Nisso os presos começaram a dar uma sequência de várias estiletadas nesse preso, ele urrava de dor, quando ameaçou cair, dois outros presos o seguraram pelos braços para que seu tórax e suas costas fossem mais atingidos. Eu já tinha perdido a conta de quantas estiletadas aquele preso já havia levado e ele de repente parou de gritar.

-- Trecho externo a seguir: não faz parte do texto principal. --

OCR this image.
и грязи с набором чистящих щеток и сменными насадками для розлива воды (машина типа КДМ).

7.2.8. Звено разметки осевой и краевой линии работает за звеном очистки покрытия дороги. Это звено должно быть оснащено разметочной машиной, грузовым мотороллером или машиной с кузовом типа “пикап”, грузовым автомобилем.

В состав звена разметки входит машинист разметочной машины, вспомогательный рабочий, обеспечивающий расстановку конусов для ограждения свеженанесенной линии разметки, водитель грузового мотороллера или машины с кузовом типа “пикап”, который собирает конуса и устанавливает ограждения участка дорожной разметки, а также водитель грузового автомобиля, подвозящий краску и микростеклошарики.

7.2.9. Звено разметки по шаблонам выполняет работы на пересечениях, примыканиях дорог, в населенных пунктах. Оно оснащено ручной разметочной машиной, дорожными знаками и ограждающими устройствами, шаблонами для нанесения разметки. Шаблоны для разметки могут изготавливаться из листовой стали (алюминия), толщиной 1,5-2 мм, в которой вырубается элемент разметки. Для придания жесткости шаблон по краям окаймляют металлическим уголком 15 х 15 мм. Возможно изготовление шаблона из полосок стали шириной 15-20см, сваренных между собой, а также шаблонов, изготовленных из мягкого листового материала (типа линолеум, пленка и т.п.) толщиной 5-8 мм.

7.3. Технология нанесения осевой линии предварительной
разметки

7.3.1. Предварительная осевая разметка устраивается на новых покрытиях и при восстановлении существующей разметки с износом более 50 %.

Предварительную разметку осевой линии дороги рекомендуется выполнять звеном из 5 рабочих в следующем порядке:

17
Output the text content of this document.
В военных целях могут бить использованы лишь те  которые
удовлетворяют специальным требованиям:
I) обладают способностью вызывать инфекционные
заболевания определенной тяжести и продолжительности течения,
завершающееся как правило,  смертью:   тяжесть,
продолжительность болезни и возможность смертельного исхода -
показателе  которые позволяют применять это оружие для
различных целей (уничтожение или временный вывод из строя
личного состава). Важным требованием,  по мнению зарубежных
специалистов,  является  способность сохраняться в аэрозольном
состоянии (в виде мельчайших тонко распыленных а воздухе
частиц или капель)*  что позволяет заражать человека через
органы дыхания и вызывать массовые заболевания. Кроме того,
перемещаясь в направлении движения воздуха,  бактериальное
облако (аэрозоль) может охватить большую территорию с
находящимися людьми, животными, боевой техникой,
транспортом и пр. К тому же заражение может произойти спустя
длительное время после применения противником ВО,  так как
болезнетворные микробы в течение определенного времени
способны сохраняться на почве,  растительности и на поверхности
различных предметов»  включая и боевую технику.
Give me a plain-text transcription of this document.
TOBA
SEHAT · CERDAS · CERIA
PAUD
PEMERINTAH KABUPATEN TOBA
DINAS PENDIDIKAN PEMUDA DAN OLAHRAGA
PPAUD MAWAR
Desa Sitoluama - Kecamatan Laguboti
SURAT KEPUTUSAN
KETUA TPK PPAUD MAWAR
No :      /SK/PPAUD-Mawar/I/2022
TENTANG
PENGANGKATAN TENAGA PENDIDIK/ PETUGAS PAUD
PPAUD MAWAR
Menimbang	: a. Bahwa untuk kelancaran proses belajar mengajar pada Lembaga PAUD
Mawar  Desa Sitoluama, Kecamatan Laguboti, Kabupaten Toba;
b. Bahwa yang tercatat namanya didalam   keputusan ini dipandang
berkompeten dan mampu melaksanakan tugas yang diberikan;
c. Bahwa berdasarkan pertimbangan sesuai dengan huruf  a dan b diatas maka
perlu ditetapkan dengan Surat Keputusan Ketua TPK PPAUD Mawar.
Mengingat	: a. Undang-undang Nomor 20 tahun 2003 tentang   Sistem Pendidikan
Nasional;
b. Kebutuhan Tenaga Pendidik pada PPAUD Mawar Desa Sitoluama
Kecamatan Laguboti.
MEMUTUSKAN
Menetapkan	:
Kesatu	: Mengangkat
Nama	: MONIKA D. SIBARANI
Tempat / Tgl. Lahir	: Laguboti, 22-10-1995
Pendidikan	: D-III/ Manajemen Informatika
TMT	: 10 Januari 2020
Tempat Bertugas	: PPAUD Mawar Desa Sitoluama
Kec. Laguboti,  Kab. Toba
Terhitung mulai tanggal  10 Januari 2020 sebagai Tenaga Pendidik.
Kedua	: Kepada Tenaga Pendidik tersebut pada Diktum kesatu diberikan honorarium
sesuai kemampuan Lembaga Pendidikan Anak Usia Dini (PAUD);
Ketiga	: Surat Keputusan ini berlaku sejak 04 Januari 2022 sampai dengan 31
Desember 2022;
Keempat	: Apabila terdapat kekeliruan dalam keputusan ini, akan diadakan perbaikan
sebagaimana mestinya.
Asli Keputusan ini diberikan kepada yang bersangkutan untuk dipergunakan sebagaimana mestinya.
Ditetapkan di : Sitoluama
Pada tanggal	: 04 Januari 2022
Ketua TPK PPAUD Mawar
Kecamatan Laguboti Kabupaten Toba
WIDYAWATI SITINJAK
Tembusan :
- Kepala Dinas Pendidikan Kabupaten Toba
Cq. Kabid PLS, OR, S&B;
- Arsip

Dou por encerrado o artigo dessa semana, dando continuidade na semana que vem. Boa semana.


NOTAS

[1] Trata-se de uma bomba incendiária de fabricação caseira: uma garrafa cheia de combustível com um pavio no gargalo. Esse tipo de arma existe desde que se descobriram os poderes inflamáveis da gasolina, mas o nome surgiu na Segunda Guerra Mundial. Os guerrilheiros soviéticos utilizavam armas domésticas como essa para atacar o exército alemão e resolveram prestar uma homenagem ao chanceler (ministro das Relações Exteriores) e então presidente do Conselho de Ministros da antiga União Soviética: Vyacheslav Mikhailovich Molotov (1890-1986). O próprio chanceler chegou, inclusive, a encomendar uma grande quantidade de garrafas para atacar os invasores. Leia mais sobre o artefato aqui.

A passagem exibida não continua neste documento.